Businesses have right to face accusers
December 10, 2020
Over the last few weeks, 42 businesses in Whitman County have been visited by Liquor and Cannabis Board officers from outside of the area.
They’ve driven more than an hour into our communities to investigate and cite local eateries, taverns and other places based on mostly anonymous complaints. In addition to acting on anonymous tips, those same officers, local business leaders say, refuse to allow them to copy or photograph the complaints.

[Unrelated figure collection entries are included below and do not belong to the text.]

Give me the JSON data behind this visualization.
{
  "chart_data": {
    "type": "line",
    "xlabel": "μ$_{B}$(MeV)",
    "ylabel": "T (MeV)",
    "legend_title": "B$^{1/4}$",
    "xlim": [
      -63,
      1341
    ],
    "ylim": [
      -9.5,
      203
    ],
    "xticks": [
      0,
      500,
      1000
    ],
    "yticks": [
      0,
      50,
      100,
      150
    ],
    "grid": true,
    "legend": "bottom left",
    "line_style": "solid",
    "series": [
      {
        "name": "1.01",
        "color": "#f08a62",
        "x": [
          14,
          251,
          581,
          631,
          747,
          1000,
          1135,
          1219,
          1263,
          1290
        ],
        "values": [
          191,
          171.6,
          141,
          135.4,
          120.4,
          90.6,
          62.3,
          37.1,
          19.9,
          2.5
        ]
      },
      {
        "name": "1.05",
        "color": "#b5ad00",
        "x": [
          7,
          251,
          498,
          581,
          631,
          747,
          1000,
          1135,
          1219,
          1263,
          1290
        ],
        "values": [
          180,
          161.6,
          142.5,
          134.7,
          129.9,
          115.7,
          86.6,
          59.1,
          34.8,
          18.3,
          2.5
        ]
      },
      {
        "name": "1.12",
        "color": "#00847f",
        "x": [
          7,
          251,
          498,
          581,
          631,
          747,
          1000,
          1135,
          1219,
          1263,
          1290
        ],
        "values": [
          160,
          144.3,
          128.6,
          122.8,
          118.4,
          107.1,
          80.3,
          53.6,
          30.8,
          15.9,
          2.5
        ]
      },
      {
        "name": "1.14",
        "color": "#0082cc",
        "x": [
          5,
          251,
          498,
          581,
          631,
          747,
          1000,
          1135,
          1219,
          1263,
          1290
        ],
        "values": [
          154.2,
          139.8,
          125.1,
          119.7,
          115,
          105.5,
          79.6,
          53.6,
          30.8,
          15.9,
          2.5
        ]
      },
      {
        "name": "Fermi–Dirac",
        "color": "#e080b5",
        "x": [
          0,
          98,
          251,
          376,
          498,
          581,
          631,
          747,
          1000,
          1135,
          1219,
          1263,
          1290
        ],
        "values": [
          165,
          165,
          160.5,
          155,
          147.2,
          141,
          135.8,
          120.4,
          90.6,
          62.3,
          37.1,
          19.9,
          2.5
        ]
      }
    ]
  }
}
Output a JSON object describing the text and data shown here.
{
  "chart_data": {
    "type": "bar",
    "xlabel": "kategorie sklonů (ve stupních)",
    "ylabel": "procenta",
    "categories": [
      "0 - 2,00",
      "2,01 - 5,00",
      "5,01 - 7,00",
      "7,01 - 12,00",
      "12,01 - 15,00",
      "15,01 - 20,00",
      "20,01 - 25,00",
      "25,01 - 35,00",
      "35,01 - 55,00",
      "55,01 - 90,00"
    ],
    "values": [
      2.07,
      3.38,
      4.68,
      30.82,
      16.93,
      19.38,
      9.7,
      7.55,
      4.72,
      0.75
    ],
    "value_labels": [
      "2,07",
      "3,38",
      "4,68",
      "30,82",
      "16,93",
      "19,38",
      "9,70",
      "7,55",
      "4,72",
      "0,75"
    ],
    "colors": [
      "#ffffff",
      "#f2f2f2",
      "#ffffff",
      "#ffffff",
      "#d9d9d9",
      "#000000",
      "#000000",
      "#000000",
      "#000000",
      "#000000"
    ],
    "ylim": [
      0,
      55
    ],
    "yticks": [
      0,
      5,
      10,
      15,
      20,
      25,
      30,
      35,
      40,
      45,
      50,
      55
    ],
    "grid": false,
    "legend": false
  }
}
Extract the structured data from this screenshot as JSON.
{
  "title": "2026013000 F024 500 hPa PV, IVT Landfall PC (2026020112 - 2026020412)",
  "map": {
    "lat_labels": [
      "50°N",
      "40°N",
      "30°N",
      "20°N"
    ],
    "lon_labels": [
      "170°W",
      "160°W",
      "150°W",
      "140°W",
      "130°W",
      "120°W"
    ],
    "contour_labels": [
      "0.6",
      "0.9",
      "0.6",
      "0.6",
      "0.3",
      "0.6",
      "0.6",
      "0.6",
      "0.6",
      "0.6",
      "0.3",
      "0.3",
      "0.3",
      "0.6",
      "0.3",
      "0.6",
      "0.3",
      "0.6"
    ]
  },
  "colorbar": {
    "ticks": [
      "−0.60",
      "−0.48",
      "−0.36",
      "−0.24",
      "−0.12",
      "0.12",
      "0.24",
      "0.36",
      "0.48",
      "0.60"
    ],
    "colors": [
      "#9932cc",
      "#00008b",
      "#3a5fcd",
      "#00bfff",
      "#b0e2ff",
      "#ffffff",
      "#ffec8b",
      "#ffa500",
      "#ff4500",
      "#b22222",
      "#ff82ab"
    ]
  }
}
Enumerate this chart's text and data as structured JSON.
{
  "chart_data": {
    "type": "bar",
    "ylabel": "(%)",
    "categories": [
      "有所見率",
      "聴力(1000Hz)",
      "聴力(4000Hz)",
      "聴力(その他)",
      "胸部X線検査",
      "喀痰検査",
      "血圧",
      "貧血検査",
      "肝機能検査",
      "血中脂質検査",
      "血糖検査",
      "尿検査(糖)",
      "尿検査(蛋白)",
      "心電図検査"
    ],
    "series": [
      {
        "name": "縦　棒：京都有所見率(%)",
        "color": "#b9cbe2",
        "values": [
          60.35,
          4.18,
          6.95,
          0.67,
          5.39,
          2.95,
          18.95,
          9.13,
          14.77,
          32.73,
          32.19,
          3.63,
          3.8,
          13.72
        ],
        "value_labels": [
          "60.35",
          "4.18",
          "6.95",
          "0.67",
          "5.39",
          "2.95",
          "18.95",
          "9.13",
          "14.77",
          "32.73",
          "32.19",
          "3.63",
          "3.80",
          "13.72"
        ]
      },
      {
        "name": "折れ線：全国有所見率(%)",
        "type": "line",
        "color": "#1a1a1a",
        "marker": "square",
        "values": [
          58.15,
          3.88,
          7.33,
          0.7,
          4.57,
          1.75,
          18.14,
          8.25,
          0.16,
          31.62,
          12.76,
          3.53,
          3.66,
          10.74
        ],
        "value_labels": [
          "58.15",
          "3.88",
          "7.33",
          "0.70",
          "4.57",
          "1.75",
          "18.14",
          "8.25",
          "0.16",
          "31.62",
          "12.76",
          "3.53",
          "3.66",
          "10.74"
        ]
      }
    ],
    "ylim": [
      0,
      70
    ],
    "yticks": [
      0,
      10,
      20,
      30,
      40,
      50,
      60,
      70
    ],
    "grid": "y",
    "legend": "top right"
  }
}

Apparently, they are acting on completely anonymous tips or they’re hiding the identities of coronavirus tattletales. In the alternative, they may even be serving as their own tipsters at the behest of their bureaucratic bosses. Regardless, the practice should be halted.
One of the basic tenets of American criminal justice is the right to face your accuser. That right is enshrined in the Sixth Amendment.
The right is guaranteed in criminal matters, but no so much in civil matters. But the citations being handed out fall within a gray area.
Agencies say they are sending out their agents to “educate” business leaders disobeying edicts the governor’s own attorneys say he cannot legally enforce. Yet, the governor claims violation of his coronavirus shutdown edicts are felonies under state law, and are punishable by fines and jail time. If that’s truly the case, then the Sixth Amendment applies.
Business owners and managers not only deserve the right to face their accusers, they also deserve the right to be free from bureaucratic harassment based on anonymous tips.